Where figures are given, they generally use the most dramatic and uninformative way of expressing the benefits: the ‘relative risk reduction’ is given, the same statistical form that journalists prefer – for example, ‘a 30 per cent reduction in deaths from breast cancer’ – rather than a more informative figure like the ‘number needed to screen’ – say, ‘two lives saved for every thousand women scanned’. Sometimes the leaflets even contain borderline porkies, like this one from Ontario: ‘There has been a 26 per cent increase in breast cancer cases in the last ten years,’ it said, in scary and misleading tones. This was roughly the level of over-diagnosis caused by screening over the preceding ten years during which the screening programme itself had been operating.
These problems with clear information raise interesting questions around informed consent, although seductive letters do increase uptake, and so save lives. It’s tricky: on the one hand, you end up sounding like a redneck who doesn’t trust the gub’mint, because screening programmes are often valuable. On the other hand, you want people to be allowed to make informed choices.

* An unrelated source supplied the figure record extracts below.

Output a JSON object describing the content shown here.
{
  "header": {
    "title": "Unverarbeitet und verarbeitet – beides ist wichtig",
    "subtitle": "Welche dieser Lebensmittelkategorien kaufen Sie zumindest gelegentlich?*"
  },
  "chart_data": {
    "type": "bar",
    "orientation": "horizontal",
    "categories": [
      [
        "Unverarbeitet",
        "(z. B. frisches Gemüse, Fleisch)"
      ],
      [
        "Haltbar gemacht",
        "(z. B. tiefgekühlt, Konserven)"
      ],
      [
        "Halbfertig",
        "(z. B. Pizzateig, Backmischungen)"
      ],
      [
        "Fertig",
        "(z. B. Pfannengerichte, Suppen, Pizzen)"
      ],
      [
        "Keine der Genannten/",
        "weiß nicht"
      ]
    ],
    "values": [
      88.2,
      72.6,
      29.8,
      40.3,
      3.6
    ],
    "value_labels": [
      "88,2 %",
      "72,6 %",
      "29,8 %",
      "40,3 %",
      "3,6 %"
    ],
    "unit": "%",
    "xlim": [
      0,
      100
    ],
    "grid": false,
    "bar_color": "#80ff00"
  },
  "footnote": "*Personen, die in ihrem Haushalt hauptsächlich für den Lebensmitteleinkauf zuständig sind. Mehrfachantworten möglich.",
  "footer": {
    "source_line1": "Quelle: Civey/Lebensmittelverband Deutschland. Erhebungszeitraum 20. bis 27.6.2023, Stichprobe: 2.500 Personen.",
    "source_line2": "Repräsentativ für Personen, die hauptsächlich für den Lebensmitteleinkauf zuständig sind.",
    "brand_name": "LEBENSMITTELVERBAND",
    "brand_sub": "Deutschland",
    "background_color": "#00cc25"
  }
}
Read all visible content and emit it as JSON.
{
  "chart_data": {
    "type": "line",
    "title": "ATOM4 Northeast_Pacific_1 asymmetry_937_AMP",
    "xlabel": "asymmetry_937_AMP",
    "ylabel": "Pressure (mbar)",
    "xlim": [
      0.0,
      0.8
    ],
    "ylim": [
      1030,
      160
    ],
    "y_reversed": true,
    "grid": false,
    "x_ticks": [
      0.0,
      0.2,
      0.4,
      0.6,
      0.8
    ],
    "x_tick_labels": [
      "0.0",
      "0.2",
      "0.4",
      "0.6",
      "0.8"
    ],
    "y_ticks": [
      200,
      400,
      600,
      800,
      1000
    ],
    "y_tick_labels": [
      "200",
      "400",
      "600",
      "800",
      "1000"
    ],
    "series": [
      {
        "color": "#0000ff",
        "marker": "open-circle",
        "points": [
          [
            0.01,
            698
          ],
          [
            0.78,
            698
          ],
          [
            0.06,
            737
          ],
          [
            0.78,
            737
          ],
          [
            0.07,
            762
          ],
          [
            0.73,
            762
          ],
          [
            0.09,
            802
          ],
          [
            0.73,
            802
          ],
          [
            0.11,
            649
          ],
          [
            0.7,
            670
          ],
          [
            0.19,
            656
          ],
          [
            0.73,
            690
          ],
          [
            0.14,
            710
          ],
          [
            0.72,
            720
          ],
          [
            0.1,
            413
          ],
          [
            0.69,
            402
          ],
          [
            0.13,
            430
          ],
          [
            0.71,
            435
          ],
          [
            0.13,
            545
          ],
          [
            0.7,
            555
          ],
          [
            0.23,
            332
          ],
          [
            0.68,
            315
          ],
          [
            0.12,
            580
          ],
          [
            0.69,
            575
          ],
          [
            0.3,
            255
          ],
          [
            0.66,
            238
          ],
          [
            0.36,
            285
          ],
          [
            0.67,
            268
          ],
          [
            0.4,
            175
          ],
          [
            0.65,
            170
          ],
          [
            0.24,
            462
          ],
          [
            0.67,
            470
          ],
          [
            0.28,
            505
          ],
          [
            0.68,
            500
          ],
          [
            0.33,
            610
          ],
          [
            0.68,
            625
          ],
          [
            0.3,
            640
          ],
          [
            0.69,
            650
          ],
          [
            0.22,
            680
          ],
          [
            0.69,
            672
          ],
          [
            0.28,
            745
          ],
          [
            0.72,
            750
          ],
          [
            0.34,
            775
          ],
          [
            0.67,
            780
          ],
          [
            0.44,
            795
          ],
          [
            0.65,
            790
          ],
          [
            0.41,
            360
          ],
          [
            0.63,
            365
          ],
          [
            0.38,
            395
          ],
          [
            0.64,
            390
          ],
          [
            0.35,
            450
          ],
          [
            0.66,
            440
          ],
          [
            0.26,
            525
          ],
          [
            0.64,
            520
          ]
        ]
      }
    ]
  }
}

And the amazing thing is, in at least one large survey of five hundred people, even when presented with the harsh realities of the tests, people made what many would still think are the right decisions. Thirty-eight per cent had experienced at least one false-positive screening test; more than 40 per cent of these individuals described the experience as ‘very scary’, or ‘the scariest time of my life’. But looking back, 98 per cent were glad they were screened. Most wanted to know about cancer, regardless of the implications. Two thirds said they would be tested for cancer even if nothing could be done. Chin up.
How Do You Know?
Guardian, 4 June 2011
Mobile phones ‘possibly’ cause brain cancer, according to a report this week from the IARC (International Agency for Research on Cancer), part of the WHO. This report has triggered over 3,000 news articles around the world. Like
you, I’m not interested in marginal changes around small lifestyle risks for the risks themselves; but I am interested in the methodological issues they throw up.
First, transparency: science isn’t about authoritative utterances from men in white coats, it’s about showing your working. What does this report say? How do its authors reason around contradictory data? Nobody can answer those questions, because the report isn’t available. Nobody you see writing confidently about it has read it. There is only a press release. Nobody at the IARC even replied to my emails requesting more information.
This isn’t just irritating. Phones are a potential risk exposure where people can make a personal choice. People want information. It’s in the news right now. The word ‘possibly’ informs nobody. How can we put flesh on that with the research that is already published, and what are the limits of the research?
The crudest data you could look at is the overall rate of different brain cancers. This hasn’t changed much over time, despite an increase in mobile-phone use, but it’s a crude measure, affected by lots of different things.
Ideally, we’d look at individuals, to see if greater mobile use is correlated with brain cancer, but that can be tricky. These tumours are rare – about ten cases in every 100,000 people each year – and that affects how you research them.
For common things, such as heart disease, you can take a few thousand people and measure factors you think are relevant – smoking, diet, some blood tests – then wait a few years until they get the disease. This is a ‘prospective cohort study’, but that approach is much less useful for studying rare outcomes, like brain tumours, because you won’t get enough cases appearing in your study group to spot an association with your potential cause.